Summary and Implications
Given the lengthy period of organized medicine's resistance to any sort of public provision for medical care, one hears surprisingly little debate today about whether the elderly need the help Medicare provides or whether it is morally appropriate for the state to provide such help. Instead, the debates focus on costs and cost-benefits. Perhaps even more surprisingly, the culprits with respect to cost are generally held to be private providers and their lack of cost consciousness.
In part Medicare's relatively good image derives from its kinship and similarities to social security. Among social hazards, aging has a special character: its near certainty and fixed position in the life cycle, the widespread perceptions of the elderly as worthy citizens, and the stability of its beneficiary population. And Medicare shares some of social security's popular design features—individual accounts of earned rights, most prominently.
Among Medicare's specific strengths is its criterion of effort, which imparts consistency between the program and American conceptions of distributive justice in the economic domain. And Americans, more so than citizens of most other advanced industrial societies, view medical care as part of the economic domain. As we have seen, Medicare's infringement on negative liberty is modest; its administration is as efficient as that of its private counterparts; and recipient abuse is not a problem. The program targets a population that has particularly extensive medical-care needs and exceptionally limited capacity for meeting these needs, and has carved out an important area of complementary interests in limiting the financial obligations of program recipients for episodes of acute care.
Medicare also exhibits several important weaknesses. In terms of distributive justice, its egalitarian principles of need and effort mesh poorly with the differentiating criterion of ascription by age. Large numbers of people who need assistance and who have exerted effort in the paid labor market are excluded from Medicare. Even within the ranks of the elderly, Medicare's coverage is incomplete and fails to emphasize basic goods. The program's bias toward episodic acute care covers extraordinarily expensive treatments while needs for the most mundane sorts of care go wanting. This bias also promotes economic inefficiencies that were present in the private sector before Medicare was established. Finally, although Medicare's infringements on providers' professional autonomy are modest, it has perhaps contributed to the profession's concern with economic rather than health matters.
From the central focus of the investments approach—justifying the extension of socioeconomic rights to those confronting social hazards—little about Medicare is disconcerting. Medicare recipients earn their benefits and do not abuse their access to medical care. However, Medicare cannot simply be thrown open to serve all those who need medical care and have no private insurance. The two primary obstacles to extending Medicare into national health insurance are the opposition of medical-care providers and the aggregate cost of such a program. But since other advanced industrial nations do provide universal health coverage, perhaps these obstacles are not insurmountable.

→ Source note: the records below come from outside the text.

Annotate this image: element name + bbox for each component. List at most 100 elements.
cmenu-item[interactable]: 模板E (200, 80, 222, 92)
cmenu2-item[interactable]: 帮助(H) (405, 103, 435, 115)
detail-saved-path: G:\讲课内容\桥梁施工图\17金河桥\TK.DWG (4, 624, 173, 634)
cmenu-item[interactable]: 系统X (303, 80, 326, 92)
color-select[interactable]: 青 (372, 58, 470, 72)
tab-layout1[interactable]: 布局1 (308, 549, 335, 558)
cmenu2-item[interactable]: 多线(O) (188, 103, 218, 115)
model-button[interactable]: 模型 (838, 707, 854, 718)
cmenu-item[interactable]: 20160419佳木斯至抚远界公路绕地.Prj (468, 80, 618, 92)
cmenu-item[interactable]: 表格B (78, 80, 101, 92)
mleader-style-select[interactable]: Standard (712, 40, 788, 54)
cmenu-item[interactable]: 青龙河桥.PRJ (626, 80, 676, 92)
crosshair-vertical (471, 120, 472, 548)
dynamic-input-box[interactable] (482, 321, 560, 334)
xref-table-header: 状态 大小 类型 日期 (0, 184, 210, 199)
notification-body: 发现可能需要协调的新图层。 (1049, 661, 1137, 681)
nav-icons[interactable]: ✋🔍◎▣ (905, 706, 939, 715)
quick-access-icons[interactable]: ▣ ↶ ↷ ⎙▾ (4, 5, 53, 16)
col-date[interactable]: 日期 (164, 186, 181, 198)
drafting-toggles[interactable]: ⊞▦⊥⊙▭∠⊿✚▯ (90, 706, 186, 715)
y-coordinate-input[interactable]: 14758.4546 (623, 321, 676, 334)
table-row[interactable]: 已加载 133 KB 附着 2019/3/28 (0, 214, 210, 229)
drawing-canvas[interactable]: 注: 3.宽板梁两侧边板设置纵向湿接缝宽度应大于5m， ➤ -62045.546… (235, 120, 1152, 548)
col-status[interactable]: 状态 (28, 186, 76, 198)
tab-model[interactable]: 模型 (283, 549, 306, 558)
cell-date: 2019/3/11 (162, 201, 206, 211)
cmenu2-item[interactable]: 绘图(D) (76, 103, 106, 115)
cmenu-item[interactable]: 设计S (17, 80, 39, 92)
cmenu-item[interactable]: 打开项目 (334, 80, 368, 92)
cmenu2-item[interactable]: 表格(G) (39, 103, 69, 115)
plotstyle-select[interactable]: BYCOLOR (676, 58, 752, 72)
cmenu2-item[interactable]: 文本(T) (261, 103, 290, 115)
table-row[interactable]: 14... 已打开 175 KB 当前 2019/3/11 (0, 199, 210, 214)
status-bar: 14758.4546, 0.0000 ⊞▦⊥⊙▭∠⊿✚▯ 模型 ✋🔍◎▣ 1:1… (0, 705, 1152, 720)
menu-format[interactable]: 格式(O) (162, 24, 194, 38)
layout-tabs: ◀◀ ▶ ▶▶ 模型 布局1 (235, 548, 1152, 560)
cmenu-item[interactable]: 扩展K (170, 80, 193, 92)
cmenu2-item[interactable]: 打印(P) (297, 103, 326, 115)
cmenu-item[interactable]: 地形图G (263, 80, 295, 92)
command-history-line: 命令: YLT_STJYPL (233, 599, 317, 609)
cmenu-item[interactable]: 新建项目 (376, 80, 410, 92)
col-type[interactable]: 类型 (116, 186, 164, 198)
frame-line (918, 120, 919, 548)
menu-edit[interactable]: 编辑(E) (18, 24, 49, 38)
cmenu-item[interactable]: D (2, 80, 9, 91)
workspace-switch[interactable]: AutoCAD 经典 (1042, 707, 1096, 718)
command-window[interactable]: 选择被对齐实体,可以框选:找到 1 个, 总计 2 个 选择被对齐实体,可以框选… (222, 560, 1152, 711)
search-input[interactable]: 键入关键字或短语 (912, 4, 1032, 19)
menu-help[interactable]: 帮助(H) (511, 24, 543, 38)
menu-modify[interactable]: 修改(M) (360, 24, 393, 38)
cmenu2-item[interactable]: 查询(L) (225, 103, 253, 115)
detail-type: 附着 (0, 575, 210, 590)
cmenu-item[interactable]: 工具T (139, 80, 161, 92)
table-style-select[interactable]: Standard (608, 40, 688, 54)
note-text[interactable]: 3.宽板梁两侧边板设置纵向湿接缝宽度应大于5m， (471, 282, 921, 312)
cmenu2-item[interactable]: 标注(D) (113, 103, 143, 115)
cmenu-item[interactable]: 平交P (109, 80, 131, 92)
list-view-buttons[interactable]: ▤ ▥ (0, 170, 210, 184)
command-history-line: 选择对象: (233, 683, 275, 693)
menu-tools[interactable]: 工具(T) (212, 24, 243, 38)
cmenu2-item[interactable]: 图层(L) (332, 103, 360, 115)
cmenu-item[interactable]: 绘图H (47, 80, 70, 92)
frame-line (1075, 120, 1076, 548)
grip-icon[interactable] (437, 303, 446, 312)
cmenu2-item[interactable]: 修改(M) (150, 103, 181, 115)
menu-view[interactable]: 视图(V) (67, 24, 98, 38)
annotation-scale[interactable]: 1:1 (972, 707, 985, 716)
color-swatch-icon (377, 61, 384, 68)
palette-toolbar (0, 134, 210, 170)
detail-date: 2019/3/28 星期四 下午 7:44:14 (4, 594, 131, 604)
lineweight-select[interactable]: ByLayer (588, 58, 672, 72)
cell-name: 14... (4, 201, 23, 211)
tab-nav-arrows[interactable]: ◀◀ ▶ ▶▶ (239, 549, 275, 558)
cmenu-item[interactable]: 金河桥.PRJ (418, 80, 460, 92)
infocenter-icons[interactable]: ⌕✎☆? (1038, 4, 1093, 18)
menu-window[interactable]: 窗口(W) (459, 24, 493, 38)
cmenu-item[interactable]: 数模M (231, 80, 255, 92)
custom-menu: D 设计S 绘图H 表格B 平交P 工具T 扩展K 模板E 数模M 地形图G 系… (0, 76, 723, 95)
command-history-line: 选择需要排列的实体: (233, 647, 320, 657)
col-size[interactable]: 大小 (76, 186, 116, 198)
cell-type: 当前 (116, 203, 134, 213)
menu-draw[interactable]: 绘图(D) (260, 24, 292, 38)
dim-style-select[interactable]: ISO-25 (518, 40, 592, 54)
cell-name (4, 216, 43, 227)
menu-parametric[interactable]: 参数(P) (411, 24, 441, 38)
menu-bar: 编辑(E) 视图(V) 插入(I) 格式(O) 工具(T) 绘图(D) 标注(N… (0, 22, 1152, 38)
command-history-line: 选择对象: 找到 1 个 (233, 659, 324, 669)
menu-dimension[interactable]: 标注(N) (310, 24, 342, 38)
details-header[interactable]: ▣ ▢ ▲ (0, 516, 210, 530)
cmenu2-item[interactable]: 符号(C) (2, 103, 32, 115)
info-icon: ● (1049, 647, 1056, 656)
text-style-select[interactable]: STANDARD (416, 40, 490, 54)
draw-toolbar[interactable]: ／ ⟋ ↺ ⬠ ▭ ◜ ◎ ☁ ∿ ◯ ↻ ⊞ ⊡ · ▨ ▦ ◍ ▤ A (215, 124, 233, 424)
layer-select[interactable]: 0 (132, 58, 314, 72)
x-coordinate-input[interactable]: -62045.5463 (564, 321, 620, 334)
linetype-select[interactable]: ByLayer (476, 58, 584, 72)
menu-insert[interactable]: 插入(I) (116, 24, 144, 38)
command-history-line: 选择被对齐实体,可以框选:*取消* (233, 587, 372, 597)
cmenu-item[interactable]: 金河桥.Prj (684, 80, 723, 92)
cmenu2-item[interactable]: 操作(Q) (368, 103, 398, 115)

To elicit the cooperation of medical-care providers, any program for the public provision of medical care must address pro-
viders' two principal concerns: profitability and professional control. If we look at the experiences of other nations in creating systems of public medical-care provision, we find no prevailing model for compromises on these issues. But the brief history of Medicare suggests the kind of compromise most likely to work in the United States: Maintain the lucrativeness of providing medical services in return for greater public policy control over the goals and means of medical care. Indeed, since the late 1920s proponents of national health insurance have tried to persuade provider groups that this compromise is in the national interest. Providers resisted this direction forcefully and successfully for a long time, but with Medicare's passage they lost a crucial battle in this struggle. In the aftermath of Medicare's enactment it became easier for providers to accept the payoffs of the program than to continue their earlier resistance. Corporate inroads in the medical-care fields have also been based on this pattern.
To make this compromise explicit and to expedite its implementation, the federal government should create a national bargaining council whose members would represent the federal government, providers, and perhaps other relevant constituencies. This council's central task would be to hammer out a series of guidelines that would assure profitability for providers in exchange for providers' cooperation on the goals and means of medical care. These guidelines should draw on existing institutions and practices. For example, private insurance companies should not be displaced; rather the federal government should expand, coordinate, and perhaps subsidize the efforts of these companies in a national drive to extend at least minimal insurance coverage to more Americans. This insurance could be similar in many respects to Medicare, but would specify affordable out-of-pocket annual maximum liabilities for households in different income ranges.
In return for these financial considerations, providers would be asked to increasingly resolve issues pertaining to the goals and means of medical care collectively with their public official counterparts on the council. These agreements, which would be subject to periodic renegotiation, would specify the sorts of care national health insurance would cover, how that care would be delivered, and the responsibilities of providers and patients. Such agreements might also limit the responsibilities of public policy in prolong-
ing the lives of the terminally ill, or include custodial care for chronic conditions, or make public financial help for certain health problems contingent on patient cooperation in giving up health-threatening personal habits.
The details of such agreements are less important than the initiation of a collaborative process between public officials and providers. In the absence of such a process, no one should expect any broad initiatives in the area of national health insurance.